Antioxidant and Anticancer Potential of the New Cu(II) Complexes Bearing Imine-Phenolate Ligands with Pendant Amine N-Donor Groups
Adriana Castro Pinheiro,
Ianka Jacondino Nunes,
Wesley Vieira Ferreira,
Paula Pellenz Tomasini,
Cristiano Trindade,
Carolina Cristóvão Martins,
Ethel Antunes Wilhelm,
Robson da Silva Oliboni,
Paulo Augusto Netz,
Rafael Stieler,
Osvaldo de Lazaro Casagrande,
Jenifer Saffi
Affiliations
Adriana Castro Pinheiro
Laboratory of Genetic Toxicology, Department of Basic Health Sciences, Federal University of Health Sciences of Porto Alegre (UFCSPA), Porto Alegre 90050-170, RS, Brazil
Ianka Jacondino Nunes
Group of Catalysis of Theoretical Studies, Center of Chemical, Pharmaceutical and Food Science Center, Federal University of Pelotas (UFPel), Pelotas 96160-000, RS, Brazil
Wesley Vieira Ferreira
Group of Catalysis of Theoretical Studies, Center of Chemical, Pharmaceutical and Food Science Center, Federal University of Pelotas (UFPel), Pelotas 96160-000, RS, Brazil
Paula Pellenz Tomasini
Laboratory of Genetic Toxicology, Department of Basic Health Sciences, Federal University of Health Sciences of Porto Alegre (UFCSPA), Porto Alegre 90050-170, RS, Brazil
Cristiano Trindade
Laboratory of Genetic Toxicology, Department of Basic Health Sciences, Federal University of Health Sciences of Porto Alegre (UFCSPA), Porto Alegre 90050-170, RS, Brazil
Carolina Cristóvão Martins
Laboratory in Biochemical Pharmacology, Center of Chemical, Pharmaceutical and Food Sciences, Federal University of Pelotas (UFPel), Pelotas 96160-000, RS, Brazil
Ethel Antunes Wilhelm
Laboratory in Biochemical Pharmacology, Center of Chemical, Pharmaceutical and Food Sciences, Federal University of Pelotas (UFPel), Pelotas 96160-000, RS, Brazil
Robson da Silva Oliboni
Group of Catalysis of Theoretical Studies, Center of Chemical, Pharmaceutical and Food Science Center, Federal University of Pelotas (UFPel), Pelotas 96160-000, RS, Brazil
Paulo Augusto Netz
Grupo de Química Teórica, Instituto de Química, Universidade Federal do Rio Grande do Sul (UFRGS), Porto Alegre 91501-970, RS, Brazil
Rafael Stieler
Laboratory of Molecular Catalysis, Instituto de Química, Universidade Federal do Rio Grande do Sul (UFRGS), Porto Alegre 91501-970, RS, Brazil
Osvaldo de Lazaro Casagrande
Laboratory of Molecular Catalysis, Instituto de Química, Universidade Federal do Rio Grande do Sul (UFRGS), Porto Alegre 91501-970, RS, Brazil
Jenifer Saffi
Laboratory of Genetic Toxicology, Department of Basic Health Sciences, Federal University of Health Sciences of Porto Alegre (UFCSPA), Porto Alegre 90050-170, RS, Brazil
Cu(II) complexes bearing NNO-donor Schiff base ligands (2a, b) have been synthesized and characterized.

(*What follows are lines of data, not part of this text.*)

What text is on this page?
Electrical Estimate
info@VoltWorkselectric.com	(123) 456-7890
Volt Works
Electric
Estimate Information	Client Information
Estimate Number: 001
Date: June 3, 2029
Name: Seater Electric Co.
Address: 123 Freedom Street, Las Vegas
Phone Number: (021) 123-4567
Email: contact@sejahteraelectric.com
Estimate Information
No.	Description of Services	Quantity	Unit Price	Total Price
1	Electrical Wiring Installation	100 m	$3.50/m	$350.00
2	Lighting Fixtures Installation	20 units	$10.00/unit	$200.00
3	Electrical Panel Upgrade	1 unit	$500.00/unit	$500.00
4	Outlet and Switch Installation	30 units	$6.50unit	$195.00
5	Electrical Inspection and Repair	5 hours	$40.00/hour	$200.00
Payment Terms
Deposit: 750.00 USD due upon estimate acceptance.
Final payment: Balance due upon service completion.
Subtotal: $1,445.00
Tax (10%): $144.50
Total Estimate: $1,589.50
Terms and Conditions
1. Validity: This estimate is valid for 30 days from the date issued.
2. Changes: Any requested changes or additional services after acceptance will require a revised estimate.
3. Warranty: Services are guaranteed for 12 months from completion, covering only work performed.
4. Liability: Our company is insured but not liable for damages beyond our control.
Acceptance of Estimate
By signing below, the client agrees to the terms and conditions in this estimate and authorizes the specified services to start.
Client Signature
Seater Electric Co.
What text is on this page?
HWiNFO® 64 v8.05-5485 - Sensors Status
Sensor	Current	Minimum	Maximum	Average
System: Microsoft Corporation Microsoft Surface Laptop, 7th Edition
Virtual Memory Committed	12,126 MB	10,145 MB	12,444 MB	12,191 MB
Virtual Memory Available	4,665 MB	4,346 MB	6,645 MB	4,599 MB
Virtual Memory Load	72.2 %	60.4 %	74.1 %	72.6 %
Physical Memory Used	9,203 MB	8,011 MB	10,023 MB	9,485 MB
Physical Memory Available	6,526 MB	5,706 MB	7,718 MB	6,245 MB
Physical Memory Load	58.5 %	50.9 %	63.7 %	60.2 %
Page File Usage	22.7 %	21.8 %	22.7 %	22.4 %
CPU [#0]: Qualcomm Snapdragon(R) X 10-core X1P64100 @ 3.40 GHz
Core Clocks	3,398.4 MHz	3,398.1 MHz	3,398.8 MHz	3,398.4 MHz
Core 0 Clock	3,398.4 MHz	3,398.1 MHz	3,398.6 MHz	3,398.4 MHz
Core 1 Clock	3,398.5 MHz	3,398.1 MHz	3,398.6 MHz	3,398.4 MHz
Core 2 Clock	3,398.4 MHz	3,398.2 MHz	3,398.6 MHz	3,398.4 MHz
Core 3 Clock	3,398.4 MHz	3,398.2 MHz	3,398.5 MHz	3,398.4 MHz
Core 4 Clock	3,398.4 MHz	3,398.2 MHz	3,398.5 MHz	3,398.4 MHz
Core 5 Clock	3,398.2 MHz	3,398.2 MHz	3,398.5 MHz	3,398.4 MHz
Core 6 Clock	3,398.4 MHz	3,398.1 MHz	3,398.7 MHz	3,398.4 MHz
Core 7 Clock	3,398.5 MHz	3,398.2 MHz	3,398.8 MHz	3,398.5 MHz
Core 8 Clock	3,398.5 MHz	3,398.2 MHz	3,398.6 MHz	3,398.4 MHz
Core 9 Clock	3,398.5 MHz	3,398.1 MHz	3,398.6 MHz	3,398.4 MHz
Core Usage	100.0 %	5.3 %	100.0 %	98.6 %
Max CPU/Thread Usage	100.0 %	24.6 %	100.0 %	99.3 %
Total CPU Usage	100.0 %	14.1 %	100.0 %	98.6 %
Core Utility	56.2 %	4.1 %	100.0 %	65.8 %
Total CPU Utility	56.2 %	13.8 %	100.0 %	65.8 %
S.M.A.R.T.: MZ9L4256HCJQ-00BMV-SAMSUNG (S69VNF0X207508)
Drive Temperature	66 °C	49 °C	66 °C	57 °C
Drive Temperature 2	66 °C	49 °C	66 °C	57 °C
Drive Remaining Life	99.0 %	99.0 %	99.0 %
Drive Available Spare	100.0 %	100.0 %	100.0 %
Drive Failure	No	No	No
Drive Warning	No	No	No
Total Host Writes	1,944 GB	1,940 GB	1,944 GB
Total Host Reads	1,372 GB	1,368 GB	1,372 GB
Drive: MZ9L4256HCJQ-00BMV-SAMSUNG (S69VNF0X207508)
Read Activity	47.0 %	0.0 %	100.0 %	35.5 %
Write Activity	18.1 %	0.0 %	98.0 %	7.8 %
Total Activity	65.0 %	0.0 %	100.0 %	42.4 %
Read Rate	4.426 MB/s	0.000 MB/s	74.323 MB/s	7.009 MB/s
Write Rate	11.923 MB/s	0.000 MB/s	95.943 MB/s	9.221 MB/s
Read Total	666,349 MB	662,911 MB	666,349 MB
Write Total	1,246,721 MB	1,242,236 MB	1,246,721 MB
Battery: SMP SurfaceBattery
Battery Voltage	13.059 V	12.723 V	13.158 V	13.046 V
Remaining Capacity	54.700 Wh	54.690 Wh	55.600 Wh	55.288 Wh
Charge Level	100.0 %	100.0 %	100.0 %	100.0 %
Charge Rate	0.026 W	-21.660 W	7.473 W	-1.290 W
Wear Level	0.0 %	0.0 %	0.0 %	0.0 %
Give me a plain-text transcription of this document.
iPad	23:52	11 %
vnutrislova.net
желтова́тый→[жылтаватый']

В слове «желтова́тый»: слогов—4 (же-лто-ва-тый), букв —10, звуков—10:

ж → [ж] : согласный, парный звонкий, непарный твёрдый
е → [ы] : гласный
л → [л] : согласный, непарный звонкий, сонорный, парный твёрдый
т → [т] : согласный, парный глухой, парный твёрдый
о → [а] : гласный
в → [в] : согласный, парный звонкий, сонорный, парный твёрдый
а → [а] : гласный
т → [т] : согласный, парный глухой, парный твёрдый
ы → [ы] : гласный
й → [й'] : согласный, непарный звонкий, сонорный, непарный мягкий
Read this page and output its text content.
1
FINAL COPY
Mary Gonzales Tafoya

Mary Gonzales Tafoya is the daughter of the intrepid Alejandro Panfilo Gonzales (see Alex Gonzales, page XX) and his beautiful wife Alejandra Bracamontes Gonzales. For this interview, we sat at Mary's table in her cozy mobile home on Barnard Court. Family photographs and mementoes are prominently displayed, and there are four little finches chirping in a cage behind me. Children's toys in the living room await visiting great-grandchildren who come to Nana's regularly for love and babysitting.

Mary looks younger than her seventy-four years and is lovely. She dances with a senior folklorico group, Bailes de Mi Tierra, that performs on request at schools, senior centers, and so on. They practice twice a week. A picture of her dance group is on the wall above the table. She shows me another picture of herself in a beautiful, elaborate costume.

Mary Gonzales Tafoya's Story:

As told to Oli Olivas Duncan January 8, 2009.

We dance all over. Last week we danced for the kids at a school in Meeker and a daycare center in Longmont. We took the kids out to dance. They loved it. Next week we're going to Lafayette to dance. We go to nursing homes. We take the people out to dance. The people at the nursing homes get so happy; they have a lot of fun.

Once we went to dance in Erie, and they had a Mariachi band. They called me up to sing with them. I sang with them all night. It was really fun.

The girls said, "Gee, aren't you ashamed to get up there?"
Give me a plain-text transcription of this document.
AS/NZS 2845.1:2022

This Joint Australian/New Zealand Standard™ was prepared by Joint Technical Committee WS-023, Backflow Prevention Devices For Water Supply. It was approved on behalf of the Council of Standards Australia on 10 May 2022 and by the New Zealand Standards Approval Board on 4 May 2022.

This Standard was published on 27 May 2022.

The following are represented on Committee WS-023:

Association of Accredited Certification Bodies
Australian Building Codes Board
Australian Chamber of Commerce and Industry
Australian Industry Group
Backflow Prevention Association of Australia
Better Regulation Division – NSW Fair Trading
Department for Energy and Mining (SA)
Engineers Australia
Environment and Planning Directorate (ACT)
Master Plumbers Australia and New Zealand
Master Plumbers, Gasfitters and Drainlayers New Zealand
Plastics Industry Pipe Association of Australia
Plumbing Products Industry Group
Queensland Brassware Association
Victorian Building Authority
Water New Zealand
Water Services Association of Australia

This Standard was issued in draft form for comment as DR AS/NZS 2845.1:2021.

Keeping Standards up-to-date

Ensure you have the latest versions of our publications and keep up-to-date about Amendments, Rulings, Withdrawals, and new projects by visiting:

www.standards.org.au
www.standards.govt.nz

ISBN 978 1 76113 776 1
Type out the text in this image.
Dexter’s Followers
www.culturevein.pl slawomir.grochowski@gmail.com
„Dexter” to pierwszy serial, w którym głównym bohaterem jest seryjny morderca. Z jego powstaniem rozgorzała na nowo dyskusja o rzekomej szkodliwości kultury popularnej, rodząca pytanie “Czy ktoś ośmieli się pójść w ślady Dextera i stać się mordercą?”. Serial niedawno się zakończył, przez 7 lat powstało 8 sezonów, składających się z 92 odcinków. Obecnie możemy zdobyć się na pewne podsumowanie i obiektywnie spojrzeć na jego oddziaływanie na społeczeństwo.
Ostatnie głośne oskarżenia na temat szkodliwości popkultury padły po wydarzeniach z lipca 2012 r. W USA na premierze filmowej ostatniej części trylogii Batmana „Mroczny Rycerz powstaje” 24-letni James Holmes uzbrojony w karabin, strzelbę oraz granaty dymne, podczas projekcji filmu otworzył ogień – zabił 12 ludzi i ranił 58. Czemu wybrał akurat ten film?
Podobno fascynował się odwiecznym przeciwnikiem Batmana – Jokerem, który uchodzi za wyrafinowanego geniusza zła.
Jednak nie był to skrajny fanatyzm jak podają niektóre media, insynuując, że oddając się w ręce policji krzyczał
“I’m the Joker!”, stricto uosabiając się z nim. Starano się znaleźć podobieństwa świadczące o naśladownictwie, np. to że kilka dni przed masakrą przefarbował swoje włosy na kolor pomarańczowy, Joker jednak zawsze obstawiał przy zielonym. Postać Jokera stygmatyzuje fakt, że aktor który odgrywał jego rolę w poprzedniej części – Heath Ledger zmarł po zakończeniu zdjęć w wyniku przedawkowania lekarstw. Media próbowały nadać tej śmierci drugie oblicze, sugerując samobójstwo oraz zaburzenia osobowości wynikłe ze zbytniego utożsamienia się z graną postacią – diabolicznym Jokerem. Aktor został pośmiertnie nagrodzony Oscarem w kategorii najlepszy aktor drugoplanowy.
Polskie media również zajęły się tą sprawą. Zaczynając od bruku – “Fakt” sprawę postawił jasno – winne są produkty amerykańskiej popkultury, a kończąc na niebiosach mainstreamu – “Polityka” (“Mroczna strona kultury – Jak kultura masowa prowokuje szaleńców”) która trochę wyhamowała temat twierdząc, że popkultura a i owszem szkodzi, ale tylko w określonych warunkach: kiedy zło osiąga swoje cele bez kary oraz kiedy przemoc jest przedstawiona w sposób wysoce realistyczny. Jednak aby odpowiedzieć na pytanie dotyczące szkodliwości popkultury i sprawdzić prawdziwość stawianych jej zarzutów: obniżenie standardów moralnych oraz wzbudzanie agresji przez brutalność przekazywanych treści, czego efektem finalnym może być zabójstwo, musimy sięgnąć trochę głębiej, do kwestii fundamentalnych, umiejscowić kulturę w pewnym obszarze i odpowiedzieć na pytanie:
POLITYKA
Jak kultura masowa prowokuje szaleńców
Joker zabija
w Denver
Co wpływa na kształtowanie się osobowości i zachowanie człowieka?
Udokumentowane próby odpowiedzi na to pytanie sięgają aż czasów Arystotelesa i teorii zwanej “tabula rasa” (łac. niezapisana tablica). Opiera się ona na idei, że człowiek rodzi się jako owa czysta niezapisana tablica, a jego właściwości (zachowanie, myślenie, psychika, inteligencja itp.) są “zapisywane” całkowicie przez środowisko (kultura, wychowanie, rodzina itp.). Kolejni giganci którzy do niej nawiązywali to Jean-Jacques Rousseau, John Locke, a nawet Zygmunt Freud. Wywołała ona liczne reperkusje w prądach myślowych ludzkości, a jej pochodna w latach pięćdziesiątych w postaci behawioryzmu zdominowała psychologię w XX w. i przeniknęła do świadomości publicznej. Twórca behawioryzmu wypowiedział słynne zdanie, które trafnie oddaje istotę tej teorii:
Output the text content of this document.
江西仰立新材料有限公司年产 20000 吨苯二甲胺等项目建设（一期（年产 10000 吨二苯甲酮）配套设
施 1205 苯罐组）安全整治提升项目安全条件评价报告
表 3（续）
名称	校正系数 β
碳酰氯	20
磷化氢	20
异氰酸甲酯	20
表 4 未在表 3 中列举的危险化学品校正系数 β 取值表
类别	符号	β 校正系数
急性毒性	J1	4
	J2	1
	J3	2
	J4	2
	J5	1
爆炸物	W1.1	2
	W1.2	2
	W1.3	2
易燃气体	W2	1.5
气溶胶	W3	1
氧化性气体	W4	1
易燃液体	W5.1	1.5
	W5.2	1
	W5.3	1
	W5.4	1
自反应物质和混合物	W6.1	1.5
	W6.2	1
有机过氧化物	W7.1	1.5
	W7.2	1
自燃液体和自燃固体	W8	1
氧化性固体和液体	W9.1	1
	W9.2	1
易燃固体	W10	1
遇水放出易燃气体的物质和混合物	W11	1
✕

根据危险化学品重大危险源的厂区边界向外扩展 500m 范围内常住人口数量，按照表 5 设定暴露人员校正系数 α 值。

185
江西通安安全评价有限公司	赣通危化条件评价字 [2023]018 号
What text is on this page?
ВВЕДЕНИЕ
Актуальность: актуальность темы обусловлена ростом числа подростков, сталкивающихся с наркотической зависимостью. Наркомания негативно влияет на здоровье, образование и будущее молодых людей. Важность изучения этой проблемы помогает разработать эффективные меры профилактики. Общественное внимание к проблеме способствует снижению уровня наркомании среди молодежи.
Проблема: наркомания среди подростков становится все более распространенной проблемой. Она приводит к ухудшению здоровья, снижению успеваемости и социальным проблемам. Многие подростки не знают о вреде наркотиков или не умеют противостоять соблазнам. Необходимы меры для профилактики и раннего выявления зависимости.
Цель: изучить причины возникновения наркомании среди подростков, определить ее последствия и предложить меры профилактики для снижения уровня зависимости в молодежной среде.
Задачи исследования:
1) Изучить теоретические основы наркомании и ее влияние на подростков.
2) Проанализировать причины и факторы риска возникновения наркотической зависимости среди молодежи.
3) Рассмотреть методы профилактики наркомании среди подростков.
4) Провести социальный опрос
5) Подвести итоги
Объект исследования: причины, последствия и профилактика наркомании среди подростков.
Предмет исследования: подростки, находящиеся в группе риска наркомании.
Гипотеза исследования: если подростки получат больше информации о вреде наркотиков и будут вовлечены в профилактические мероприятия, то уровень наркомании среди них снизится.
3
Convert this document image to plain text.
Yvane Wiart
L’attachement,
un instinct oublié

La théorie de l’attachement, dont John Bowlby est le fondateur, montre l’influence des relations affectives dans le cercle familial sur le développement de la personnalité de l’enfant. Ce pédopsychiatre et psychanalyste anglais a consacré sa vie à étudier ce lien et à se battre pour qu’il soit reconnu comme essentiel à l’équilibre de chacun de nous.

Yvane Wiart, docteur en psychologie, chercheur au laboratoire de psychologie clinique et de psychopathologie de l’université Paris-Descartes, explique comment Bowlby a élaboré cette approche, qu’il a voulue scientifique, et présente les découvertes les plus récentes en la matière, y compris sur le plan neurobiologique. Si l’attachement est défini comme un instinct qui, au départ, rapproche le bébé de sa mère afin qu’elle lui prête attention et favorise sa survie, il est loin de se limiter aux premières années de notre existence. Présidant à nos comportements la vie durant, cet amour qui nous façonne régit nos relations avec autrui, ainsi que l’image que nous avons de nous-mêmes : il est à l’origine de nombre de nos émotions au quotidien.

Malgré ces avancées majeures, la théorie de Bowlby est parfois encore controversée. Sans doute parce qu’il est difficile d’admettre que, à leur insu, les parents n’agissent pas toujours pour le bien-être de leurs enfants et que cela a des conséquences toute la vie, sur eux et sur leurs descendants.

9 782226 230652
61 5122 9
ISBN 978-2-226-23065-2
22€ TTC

The single crystal X-ray analysis of the 2a complex revealed that a mononuclear and a dinuclear complex co-crystallize in the solid state. The electronic structures of the complexes are optimized by Density Functional Theory (DFT) calculations. The monomeric nature of 2a and 2b species is maintained in solution. Antioxidant activities of the ligands (1a, b) and Cu(II) complexes (2a, b) were determined by in vitro assays such as 1,1-diphenyl-2-picrylhydrazyl free radicals (DPPH.) and 2,2′-azino-bis (3-ethylbenzothiazoline-6-sulfonic acid) radicals (ABTS+). Our results demonstrated that 2a showed better antioxidant activity. MTT assays were performed to assess the toxicity of ligands and Cu(II) complexes in V79 cells. The antiproliferative activity of compounds was tested against two human tumor cell lines: MCF-7 (breast adenocarcinoma) and SW620 (colorectal carcinoma) and on MRC-5 (normal lung fibroblast). All compounds showed high cytotoxicity in the all-cell lines but showed no selectivity for tumor cell lines. Antiproliferative activity by clonogenic assay 2b showed a more significant inhibitory effect on the MCF-7 cell lines than on MRC-5. DNA damage for the 2b compound at 10 µM concentration was about three times higher in MCF-7 cells than in MRC-5 cells.